His more notable publications include a monograph on conflict resolution and applied philosophy entitled Blurred Visions: Philosophy, Science, and Ideology in a Troubled World(1997), "Epistemical and Ethical Troubles in Achieving Reconciliation, and then Beyond " (European Journal of Analytic Philosophy 2009), “Rethinking Realism (or Whatever) and the War on Terrorism in a Place Like the Balkans” (Theoria 2009), and “The Role of the Hyperintellectual in Civil Society Building and Democratization in the Balkans” (Studies in East European Thought 2007). Some of the other journals in which he has been published include Dijalog, Acta Analytica, Kakanien Revisited, The Locke Newsletter, International Third World Studies Journal and Review, Journal of Philosophy and Social Science, APA Newsletter on Teaching Philosophy, Southwest Philosophy Review, and Sociological Analysis. He is also a contributor to Bosnia Daily, an electronic newspaper in Sarajevo. Conces' work has been translated into Albanian, Bosnian, and German.

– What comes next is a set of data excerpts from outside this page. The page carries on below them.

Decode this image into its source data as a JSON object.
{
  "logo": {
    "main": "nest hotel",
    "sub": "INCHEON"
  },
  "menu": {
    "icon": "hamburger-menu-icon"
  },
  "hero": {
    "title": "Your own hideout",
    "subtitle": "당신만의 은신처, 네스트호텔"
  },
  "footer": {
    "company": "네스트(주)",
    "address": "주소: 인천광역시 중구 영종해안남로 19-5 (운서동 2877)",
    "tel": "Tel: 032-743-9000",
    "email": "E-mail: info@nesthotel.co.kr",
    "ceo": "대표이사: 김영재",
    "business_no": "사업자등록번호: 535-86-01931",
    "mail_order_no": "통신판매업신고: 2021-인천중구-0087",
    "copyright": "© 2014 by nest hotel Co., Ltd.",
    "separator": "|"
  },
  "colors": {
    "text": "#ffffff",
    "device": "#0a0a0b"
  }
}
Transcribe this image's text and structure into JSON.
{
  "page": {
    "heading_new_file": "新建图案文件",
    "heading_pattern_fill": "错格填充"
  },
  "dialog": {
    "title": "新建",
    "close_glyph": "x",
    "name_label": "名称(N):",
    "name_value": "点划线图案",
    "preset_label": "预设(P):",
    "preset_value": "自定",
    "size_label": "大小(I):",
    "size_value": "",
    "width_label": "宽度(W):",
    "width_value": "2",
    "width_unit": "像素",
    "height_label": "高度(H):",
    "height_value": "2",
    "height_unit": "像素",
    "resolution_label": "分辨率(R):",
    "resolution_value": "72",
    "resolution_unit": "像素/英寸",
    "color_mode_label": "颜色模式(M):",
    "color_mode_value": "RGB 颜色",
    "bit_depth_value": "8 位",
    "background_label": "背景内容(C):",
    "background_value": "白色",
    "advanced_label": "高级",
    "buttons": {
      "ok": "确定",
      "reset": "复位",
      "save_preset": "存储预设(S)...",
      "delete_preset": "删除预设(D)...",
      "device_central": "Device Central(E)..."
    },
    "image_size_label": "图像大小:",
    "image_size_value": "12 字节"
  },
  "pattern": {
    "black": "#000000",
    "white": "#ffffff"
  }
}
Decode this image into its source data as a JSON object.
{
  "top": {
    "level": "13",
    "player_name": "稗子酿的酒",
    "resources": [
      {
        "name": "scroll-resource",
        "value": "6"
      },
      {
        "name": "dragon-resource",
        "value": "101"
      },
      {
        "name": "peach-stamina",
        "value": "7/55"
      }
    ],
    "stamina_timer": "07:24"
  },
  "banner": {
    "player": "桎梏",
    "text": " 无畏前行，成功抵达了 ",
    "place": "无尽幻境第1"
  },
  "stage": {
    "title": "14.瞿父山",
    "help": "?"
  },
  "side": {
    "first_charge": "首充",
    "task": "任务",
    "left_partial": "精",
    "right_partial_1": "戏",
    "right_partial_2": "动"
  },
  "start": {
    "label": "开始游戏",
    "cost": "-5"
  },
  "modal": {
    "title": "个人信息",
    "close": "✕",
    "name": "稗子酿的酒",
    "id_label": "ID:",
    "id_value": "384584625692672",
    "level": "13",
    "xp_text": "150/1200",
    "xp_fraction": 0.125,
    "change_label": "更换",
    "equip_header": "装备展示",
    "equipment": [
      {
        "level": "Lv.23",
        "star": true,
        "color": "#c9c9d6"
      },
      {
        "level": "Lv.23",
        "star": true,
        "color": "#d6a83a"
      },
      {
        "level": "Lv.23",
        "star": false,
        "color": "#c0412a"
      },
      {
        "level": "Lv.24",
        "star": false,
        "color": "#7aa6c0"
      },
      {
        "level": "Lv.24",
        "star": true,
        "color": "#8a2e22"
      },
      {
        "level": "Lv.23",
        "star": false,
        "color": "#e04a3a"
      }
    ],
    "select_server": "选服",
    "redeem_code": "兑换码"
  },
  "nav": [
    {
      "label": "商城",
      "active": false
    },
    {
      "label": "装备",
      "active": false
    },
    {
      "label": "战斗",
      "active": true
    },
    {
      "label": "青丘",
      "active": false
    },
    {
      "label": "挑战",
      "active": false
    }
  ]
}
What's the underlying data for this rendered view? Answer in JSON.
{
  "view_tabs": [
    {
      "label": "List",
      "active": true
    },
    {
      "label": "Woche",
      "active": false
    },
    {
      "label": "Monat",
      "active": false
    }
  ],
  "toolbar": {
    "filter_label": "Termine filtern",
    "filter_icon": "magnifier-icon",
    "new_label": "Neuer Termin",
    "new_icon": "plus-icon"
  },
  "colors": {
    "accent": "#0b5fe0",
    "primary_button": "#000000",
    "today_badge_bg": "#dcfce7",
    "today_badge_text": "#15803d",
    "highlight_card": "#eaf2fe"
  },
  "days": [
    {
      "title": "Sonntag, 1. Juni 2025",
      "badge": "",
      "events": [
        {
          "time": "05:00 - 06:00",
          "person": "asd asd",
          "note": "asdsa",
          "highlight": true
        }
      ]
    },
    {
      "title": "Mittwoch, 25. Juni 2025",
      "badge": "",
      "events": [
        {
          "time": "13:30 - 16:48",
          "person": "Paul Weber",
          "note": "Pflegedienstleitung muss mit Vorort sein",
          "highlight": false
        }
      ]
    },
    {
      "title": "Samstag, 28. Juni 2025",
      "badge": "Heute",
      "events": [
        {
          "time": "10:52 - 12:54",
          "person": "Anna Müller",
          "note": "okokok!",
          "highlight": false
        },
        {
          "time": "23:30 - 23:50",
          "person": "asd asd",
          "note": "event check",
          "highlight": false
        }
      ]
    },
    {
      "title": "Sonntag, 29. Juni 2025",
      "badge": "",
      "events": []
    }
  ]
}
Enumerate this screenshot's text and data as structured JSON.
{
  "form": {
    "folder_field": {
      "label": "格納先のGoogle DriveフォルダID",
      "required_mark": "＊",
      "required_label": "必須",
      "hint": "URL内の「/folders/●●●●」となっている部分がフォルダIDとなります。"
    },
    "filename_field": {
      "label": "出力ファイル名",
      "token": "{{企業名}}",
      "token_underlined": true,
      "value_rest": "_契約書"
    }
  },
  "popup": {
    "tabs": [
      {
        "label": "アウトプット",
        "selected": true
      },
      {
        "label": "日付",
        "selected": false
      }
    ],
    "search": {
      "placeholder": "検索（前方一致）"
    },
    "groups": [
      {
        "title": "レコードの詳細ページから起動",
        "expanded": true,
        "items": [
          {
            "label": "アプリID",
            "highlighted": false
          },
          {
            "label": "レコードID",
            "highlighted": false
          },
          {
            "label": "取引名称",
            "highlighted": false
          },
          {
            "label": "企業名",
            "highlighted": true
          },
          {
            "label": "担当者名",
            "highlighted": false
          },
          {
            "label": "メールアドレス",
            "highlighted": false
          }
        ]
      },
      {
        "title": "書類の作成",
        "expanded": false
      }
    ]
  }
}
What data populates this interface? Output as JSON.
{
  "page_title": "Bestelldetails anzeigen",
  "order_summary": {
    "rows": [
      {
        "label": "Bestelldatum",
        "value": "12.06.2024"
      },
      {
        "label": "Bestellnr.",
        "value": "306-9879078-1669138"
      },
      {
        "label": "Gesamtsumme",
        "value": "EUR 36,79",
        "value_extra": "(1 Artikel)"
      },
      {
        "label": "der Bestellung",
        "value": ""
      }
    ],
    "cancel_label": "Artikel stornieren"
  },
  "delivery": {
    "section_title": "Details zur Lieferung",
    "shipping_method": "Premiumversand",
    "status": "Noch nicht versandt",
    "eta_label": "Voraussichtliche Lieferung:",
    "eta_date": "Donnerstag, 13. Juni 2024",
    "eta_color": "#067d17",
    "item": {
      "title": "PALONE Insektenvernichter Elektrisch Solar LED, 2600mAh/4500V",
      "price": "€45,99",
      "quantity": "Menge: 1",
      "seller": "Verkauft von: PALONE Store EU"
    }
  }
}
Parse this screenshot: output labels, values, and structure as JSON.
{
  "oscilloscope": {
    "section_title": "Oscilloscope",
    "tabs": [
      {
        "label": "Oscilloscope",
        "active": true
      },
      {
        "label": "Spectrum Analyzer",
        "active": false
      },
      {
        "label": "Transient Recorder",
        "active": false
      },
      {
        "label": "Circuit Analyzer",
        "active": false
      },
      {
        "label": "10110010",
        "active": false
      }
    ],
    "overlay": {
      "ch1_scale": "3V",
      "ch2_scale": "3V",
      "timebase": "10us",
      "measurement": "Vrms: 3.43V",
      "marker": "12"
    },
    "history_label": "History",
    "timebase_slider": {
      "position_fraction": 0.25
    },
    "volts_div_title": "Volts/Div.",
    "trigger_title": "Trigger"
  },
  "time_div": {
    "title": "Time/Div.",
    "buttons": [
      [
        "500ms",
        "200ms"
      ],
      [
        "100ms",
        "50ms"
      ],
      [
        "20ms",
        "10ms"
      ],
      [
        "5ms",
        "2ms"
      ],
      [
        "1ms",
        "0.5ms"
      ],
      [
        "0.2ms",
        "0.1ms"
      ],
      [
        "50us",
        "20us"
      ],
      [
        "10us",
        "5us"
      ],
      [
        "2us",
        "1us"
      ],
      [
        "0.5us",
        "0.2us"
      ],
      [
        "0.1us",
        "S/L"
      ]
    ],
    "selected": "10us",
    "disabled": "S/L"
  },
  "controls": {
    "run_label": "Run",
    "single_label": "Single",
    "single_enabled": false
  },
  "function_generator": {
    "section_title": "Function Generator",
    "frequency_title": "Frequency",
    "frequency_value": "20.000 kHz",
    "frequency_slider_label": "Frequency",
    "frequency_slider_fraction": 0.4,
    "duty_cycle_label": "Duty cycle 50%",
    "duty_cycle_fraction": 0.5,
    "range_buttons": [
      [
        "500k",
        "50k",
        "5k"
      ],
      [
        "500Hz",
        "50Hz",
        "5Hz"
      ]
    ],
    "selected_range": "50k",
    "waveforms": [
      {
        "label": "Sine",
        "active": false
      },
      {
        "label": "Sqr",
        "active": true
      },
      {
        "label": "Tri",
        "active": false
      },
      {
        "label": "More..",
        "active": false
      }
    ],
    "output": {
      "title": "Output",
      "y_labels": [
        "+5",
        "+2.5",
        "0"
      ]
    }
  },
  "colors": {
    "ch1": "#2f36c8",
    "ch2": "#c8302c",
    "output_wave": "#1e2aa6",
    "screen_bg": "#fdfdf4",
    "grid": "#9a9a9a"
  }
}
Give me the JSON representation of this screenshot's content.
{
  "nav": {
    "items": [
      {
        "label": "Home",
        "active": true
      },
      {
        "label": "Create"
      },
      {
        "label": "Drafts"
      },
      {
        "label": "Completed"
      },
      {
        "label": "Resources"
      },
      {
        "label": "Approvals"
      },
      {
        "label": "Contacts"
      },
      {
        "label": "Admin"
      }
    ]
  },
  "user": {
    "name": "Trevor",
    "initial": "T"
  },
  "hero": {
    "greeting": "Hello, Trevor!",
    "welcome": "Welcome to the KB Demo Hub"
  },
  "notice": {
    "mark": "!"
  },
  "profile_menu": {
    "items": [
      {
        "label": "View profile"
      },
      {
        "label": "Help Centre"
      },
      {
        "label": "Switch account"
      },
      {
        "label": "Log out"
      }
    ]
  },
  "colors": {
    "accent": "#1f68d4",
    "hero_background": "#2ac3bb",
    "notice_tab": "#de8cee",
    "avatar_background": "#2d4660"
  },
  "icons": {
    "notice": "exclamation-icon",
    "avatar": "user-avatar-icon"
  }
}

He is currently working on an article that furthers his study of the hyperintellectual, as well as an article that highlights the importance of evocative objects and enclaves to deliberative democracy.
During the past thirteen years, Conces has lectured in China at South China Normal University, Zhongshan University, and Hangzhou Teachers College; in Bosnia and Herzegovina at the University of Sarajevo, the University Dzemal Bijedic of Mostar, and the University of Tuzla; in Croatia at the University of Rijeka; in Kosovo at the University of Prishtina, the University of Priština (Kosovska Mitrovica), and at the Academic Training Association Mitrovica Summer School; in Northern Ireland at Queen's University of Belfast; in Austria at The European Training and Research Centre for Human Rights and Democracy in Graz; in England at University College; in Denmark at Aarhus University, and in Sweden at Malmö University.
He was a Fulbright Scholar in the Department of Philosophy and Sociology at the University of Sarajevo in 2001 and in the Department of Political Science at the University of Prishtina in 2008.
Conces has taught courses in the areas of ethical theory, environmental ethics, social and political philosophy, logic and critical reasoning, history of twentieth century American philosophy, philosophy of history, and religion and conflict.
He serves on the editorial/advisory boards of The International Journal of Balkan Policy Research and the Balkan Policy Institute in Kosovo.
He enjoys long early morning jogs in urban settings, “trolling” through bookstores and galleries, cooking for others, eating, a good soccer match, spending time with his sons and siblings, and living part of the year in Europe. In addition, Conces spends an inordinate amount of time thinking about the interface of theory and practice, and how this figures into disagreements and violent conflicts.